Galina Petrovna finit son poulet. Ils découpèrent le gâteau là, à table. La serveuse apporta des assiettes jetables. Le Napoléon acheté en magasin était écœurant et sucré, avec une crème blanche qui collait au palais. Sa belle-mère mangea toute sa part.
Une heure plus tard, Natasha se leva.
« Galina Petrovna, nous devons y aller. Seryozha va vous reconduire chez vous. »
« Je prendrai le métro. Ce n’est pas la peine. »

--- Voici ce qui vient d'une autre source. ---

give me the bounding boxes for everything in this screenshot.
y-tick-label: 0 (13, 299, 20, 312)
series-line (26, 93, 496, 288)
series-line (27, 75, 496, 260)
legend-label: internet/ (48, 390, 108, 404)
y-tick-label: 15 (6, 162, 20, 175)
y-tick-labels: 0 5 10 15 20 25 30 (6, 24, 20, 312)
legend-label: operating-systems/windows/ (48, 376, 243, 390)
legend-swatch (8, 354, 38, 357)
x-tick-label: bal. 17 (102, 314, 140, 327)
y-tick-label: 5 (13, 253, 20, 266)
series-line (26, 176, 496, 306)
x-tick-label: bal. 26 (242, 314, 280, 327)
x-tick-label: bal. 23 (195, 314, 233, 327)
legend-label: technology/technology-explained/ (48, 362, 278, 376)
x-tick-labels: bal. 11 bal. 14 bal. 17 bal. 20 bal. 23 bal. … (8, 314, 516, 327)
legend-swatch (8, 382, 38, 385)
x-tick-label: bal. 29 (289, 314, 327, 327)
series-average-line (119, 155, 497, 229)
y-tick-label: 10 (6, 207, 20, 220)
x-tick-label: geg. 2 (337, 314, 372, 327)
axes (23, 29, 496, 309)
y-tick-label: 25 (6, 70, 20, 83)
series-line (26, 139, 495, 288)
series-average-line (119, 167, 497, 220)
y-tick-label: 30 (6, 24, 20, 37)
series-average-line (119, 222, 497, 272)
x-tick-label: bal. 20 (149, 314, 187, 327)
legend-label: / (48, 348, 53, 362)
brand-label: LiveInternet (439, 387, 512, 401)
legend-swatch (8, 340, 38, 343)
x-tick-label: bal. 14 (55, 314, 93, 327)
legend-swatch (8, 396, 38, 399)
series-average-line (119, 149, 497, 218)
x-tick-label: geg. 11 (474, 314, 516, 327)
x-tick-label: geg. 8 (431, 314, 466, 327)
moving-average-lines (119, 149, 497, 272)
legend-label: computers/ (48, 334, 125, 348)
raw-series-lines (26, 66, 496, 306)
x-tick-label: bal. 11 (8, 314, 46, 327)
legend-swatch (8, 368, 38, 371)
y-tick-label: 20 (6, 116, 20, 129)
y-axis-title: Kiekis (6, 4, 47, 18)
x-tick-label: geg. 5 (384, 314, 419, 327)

« Maman, je te ramène », dit Seryozha.
« Ce n’est pas la peine. »
Elle se leva et boutonna son manteau. Elle regarda Natasha moins d’une seconde. Il y avait dans son regard quelque chose qui ressemblait à de la confusion, mais Natasha n’en était pas sûre. Avec Galina Petrovna, on ne pouvait jamais en être certain.
« Merci pour le déjeuner », dit sa belle-mère.
Elle se tourna et se dirigea vers la sortie.
Seryozha commença à s’agiter avec sa veste, l’addition et le pourboire. Natasha ramassa les assiettes jetables sur la table—la sienne, celle de Seryozha et celle de sa belle-mère. Elle les empila et posa les serviettes en papier dessus. Puis elle prit la boîte à gâteau vide, avec seulement des miettes au fond, et l’apporta à la poubelle près de l’entrée.
Le couvercle de la poubelle se referma avec un bruit métallique.